Jessica Henson teaches design studios in the Department of Landscape Architecture. She is an Associate at OLIN, where she is currently the Associate-in-Charge of the Los Angeles County Master Plan for the LA River. At OLIN she has contributed to numerous planning and design projects that seek to create socially and environmentally resilient infrastructures including the LA River Index and Meeting Green, a winning entry in the Philadelphia Water Department’s Soak It Up! design competition. Jessica’s other significant projects include Chicago’s Vista and Willis Towers, a new residential precinct at the University of Washington in Seattle, and the new U.S. Embassies in London and Brasilia.


Jessica has taught at the University of Illinois Urbana-Champaign and the University of Pennsylvania.

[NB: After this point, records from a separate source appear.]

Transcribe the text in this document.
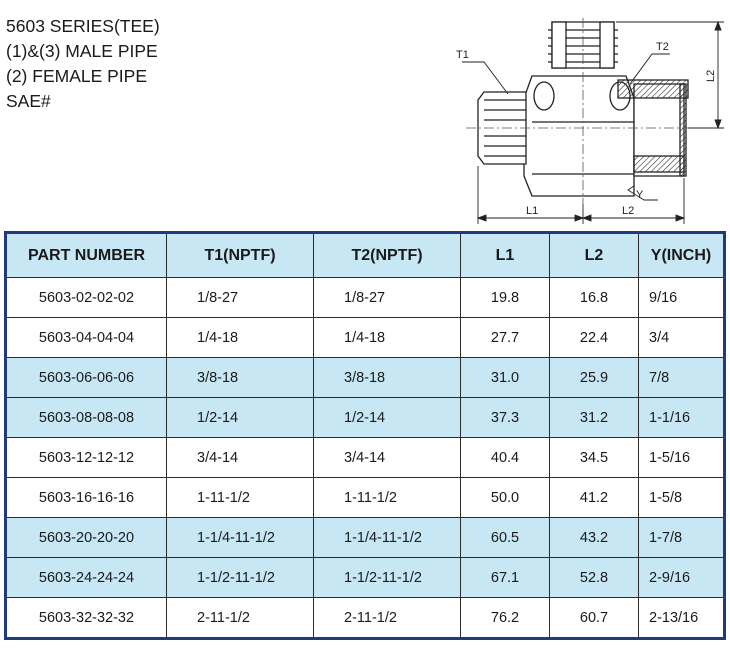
5603 SERIES(TEE)
(1)&(3) MALE PIPE
(2) FEMALE PIPE
SAE#
T1
T2
Y
L1	L2
L2
PART NUMBER	T1(NPTF)	T2(NPTF)	L1	L2	Y(INCH)
5603-02-02-02	1/8-27	1/8-27	19.8	16.8	9/16
5603-04-04-04	1/4-18	1/4-18	27.7	22.4	3/4
5603-06-06-06	3/8-18	3/8-18	31.0	25.9	7/8
5603-08-08-08	1/2-14	1/2-14	37.3	31.2	1-1/16
5603-12-12-12	3/4-14	3/4-14	40.4	34.5	1-5/16
5603-16-16-16	1-11-1/2	1-11-1/2	50.0	41.2	1-5/8
5603-20-20-20	1-1/4-11-1/2	1-1/4-11-1/2	60.5	43.2	1-7/8
5603-24-24-24	1-1/2-11-1/2	1-1/2-11-1/2	67.1	52.8	2-9/16
5603-32-32-32	2-11-1/2	2-11-1/2	76.2	60.7	2-13/16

She is co-editor of the book Fresh Water: Design Research for Inland Water Territories, which focuses on the shared hydrosocial histories and water issues of the major inland watersheds of the North American Continent.


 
 
Currently Teaching
  • 542aL
    Landscape Architecture Design
    Landscape Architecture Design

    Prerequisite(s): ARCH 541bL


    This core studio jumps in scale from 541aL to tackle urban design that integrates landscape strategies to set the framework for new and existing urban districts and metropolitan agendas. Using landscape as multi-benefit infrastructure, the studio focuses on urban systems – physical, social, ecological, economic, political, technological – to imagine more just and resilient futures. These infrastructures aim to guide and organize future urbanization to arrive at more equitable metropolitan frameworks and healthful biophysical systems. Skill-building includes basics of urban design: massing, block typologies, circulation, etc, all while deploying landscape as the primary urbanistic medium. Methods of analysis and design include fieldwork, mapping (GIS), modeling and simulation, and scenario-building. Students are asked to engage with community organizations and policy-makers, with the hope of impact extending beyond the university.